The sirloin steak can be rubbed with chipotle sauce or blackened for only 79 cents more. I love spicy food, so I went for the chipotle rub.

Now I can’t recall if I asked for a small cut of steak or a large cut, but if what I got was a small cut, the large cut could have fed me all day and then some. 

My large piece of steak came medium, just as I asked, juicy and colorful with the chipotle on top. 

From just a few bites of the mashed potatoes, I could tell they were freshly mashed with skin and all. They were great.

The gravy was good, not too syrupy and not too thick. But it was a little too salty for my taste.

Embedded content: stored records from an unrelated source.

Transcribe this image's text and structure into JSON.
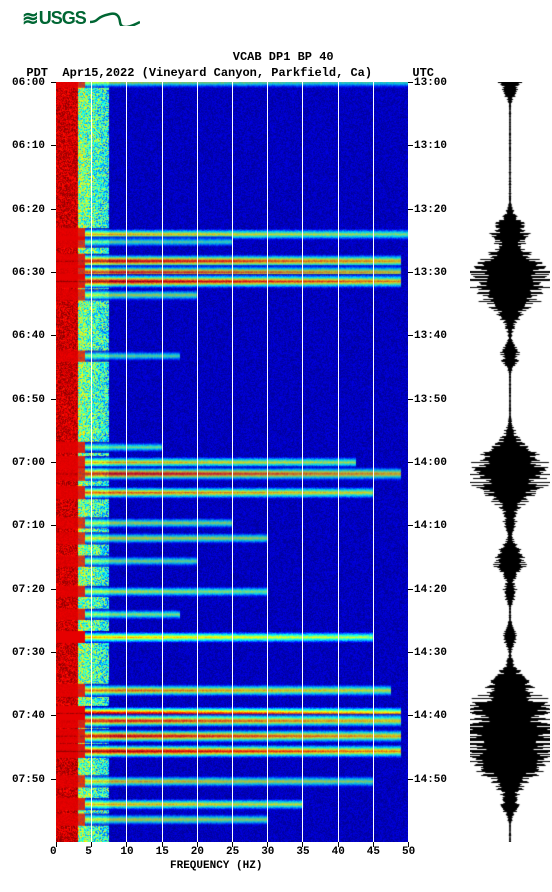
{
  "logo": {
    "text": "USGS"
  },
  "header": {
    "title": "VCAB DP1 BP 40",
    "tz_left": "PDT",
    "date": "Apr15,2022",
    "location": "(Vineyard Canyon, Parkfield, Ca)",
    "tz_right": "UTC"
  },
  "spectrogram": {
    "x_axis": {
      "label": "FREQUENCY (HZ)",
      "min": 0,
      "max": 50,
      "ticks": [
        0,
        5,
        10,
        15,
        20,
        25,
        30,
        35,
        40,
        45,
        50
      ],
      "grid_color": "#ffffff"
    },
    "y_axis_left": {
      "ticks": [
        "06:00",
        "06:10",
        "06:20",
        "06:30",
        "06:40",
        "06:50",
        "07:00",
        "07:10",
        "07:20",
        "07:30",
        "07:40",
        "07:50"
      ]
    },
    "y_axis_right": {
      "ticks": [
        "13:00",
        "13:10",
        "13:20",
        "13:30",
        "13:40",
        "13:50",
        "14:00",
        "14:10",
        "14:20",
        "14:30",
        "14:40",
        "14:50"
      ]
    },
    "background_color": "#0000d0",
    "colormap": [
      "#000080",
      "#0000ff",
      "#0080ff",
      "#00ffff",
      "#80ff80",
      "#ffff00",
      "#ff8000",
      "#ff0000",
      "#800000"
    ],
    "event_bands": [
      {
        "t": 0.0,
        "width": 1.0,
        "intensity": 0.6
      },
      {
        "t": 0.2,
        "width": 1.0,
        "intensity": 0.7
      },
      {
        "t": 0.21,
        "width": 0.5,
        "intensity": 0.5
      },
      {
        "t": 0.235,
        "width": 0.98,
        "intensity": 0.95
      },
      {
        "t": 0.25,
        "width": 0.98,
        "intensity": 0.9
      },
      {
        "t": 0.262,
        "width": 0.98,
        "intensity": 0.98
      },
      {
        "t": 0.28,
        "width": 0.4,
        "intensity": 0.6
      },
      {
        "t": 0.36,
        "width": 0.35,
        "intensity": 0.5
      },
      {
        "t": 0.48,
        "width": 0.3,
        "intensity": 0.5
      },
      {
        "t": 0.5,
        "width": 0.85,
        "intensity": 0.7
      },
      {
        "t": 0.515,
        "width": 0.98,
        "intensity": 0.95
      },
      {
        "t": 0.54,
        "width": 0.9,
        "intensity": 0.8
      },
      {
        "t": 0.58,
        "width": 0.5,
        "intensity": 0.6
      },
      {
        "t": 0.6,
        "width": 0.6,
        "intensity": 0.65
      },
      {
        "t": 0.63,
        "width": 0.4,
        "intensity": 0.55
      },
      {
        "t": 0.67,
        "width": 0.6,
        "intensity": 0.6
      },
      {
        "t": 0.7,
        "width": 0.35,
        "intensity": 0.55
      },
      {
        "t": 0.73,
        "width": 0.9,
        "intensity": 0.7
      },
      {
        "t": 0.8,
        "width": 0.95,
        "intensity": 0.8
      },
      {
        "t": 0.83,
        "width": 0.98,
        "intensity": 0.95
      },
      {
        "t": 0.84,
        "width": 0.98,
        "intensity": 0.9
      },
      {
        "t": 0.86,
        "width": 0.98,
        "intensity": 0.95
      },
      {
        "t": 0.88,
        "width": 0.98,
        "intensity": 0.98
      },
      {
        "t": 0.92,
        "width": 0.9,
        "intensity": 0.7
      },
      {
        "t": 0.95,
        "width": 0.7,
        "intensity": 0.7
      },
      {
        "t": 0.97,
        "width": 0.6,
        "intensity": 0.65
      }
    ],
    "low_freq_band_color": "#800000",
    "low_freq_band_width_frac": 0.06
  },
  "seismogram": {
    "color": "#000000",
    "events": [
      {
        "t": 0.0,
        "amp": 0.25
      },
      {
        "t": 0.2,
        "amp": 0.4
      },
      {
        "t": 0.235,
        "amp": 0.5
      },
      {
        "t": 0.25,
        "amp": 0.7
      },
      {
        "t": 0.262,
        "amp": 0.9
      },
      {
        "t": 0.28,
        "amp": 0.5
      },
      {
        "t": 0.36,
        "amp": 0.2
      },
      {
        "t": 0.48,
        "amp": 0.2
      },
      {
        "t": 0.5,
        "amp": 0.3
      },
      {
        "t": 0.515,
        "amp": 0.85
      },
      {
        "t": 0.54,
        "amp": 0.4
      },
      {
        "t": 0.58,
        "amp": 0.15
      },
      {
        "t": 0.63,
        "amp": 0.35
      },
      {
        "t": 0.67,
        "amp": 0.15
      },
      {
        "t": 0.73,
        "amp": 0.15
      },
      {
        "t": 0.8,
        "amp": 0.5
      },
      {
        "t": 0.83,
        "amp": 0.9
      },
      {
        "t": 0.86,
        "amp": 0.95
      },
      {
        "t": 0.88,
        "amp": 1.0
      },
      {
        "t": 0.92,
        "amp": 0.3
      },
      {
        "t": 0.95,
        "amp": 0.2
      }
    ]
  }
}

The soft dinner roll was perfectly buttered and toasted.

With the soup and a good helping of mashed potatoes and steak, I was full and had to throw in the napkin. 

But there was still plenty left for dinner, which is good since Lisa’s is closed for dinner.

There was only one waitress at the time and she patiently tended to the locals and regulars stopping in for a good hearty lunch, so be patient for her to come around and help you too.

Once she took our order though, my and my lunch companion’s meal were out in about ten minutes, fresh, warm, and just what we ordered.

I don’t know if I’ll ever be around the area early enough to have breakfast at Lisa’s, but I sure will be back sometime to have breakfast for lunch.